Question écrite n° 09748 de Mme Brigitte Lherbier (Nord - Les Républicains)

publiée dans le JO Sénat du 04/04/2019 - page 1767

Mme Brigitte Lherbier attire l'attention de M. le ministre de l'économie et des finances sur les conséquences des violences urbaines pour l'économie du réassort et de l'habillement et les mesures envisagées par le Gouvernement pour y faire face.
Les chiffres et les coûts directs engendrés par ces actes de vandalisme dans les centres-villes et sur les Champs-Elysées à la suite du mouvement social des « gilets jaunes » sont estimés à 200 millions d'euros de dégâts, 10 000 déclarations de sinistres (dont 6 000 concernant des commerces) et près de 50 000 salariés en situation de chômage technique.
Ces violences urbaines ont également des répercussions graves et des effets secondaires particulièrement importants sur toute la fabrication française de réassort.

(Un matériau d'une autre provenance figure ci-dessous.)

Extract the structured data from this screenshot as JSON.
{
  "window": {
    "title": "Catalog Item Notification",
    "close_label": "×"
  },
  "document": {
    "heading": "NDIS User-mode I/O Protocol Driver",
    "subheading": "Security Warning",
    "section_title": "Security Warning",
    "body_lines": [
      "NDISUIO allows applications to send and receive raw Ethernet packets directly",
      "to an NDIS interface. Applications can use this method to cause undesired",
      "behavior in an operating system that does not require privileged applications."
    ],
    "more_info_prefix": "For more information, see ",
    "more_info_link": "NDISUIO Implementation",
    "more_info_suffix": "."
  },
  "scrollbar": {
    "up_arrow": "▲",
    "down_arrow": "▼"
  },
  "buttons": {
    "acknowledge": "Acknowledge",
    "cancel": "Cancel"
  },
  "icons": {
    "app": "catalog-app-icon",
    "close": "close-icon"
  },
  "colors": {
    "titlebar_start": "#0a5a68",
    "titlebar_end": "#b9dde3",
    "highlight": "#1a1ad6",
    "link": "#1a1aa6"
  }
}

Des professionnels français spécialisés dans la fabrication et l'habillement estiment que leur chiffre d'affaire a baissé de 30 % avec certaines enseignes par rapport à la même période l'année dernière. Certaines enseignes ne commandent rien cette année en fabrication française pour les réassorts car elles ont toujours des stocks non épuisés.
Les professionnels de l'habillement en France, notamment les fournisseurs et les fabricants, subissent aussi cette crise engendrée par la baisse de fréquentation des magasins d'habillement situés sur les Champs-Elysées et dans les centres-villes.
Ces effets secondaires sont souvent difficiles à percevoir sur le moment, mais impacteront également à plus long terme l'économie du pays.
Elle lui demande par conséquent quelles mesures l'exécutif entend prendre pour protéger ces secteurs d'activité.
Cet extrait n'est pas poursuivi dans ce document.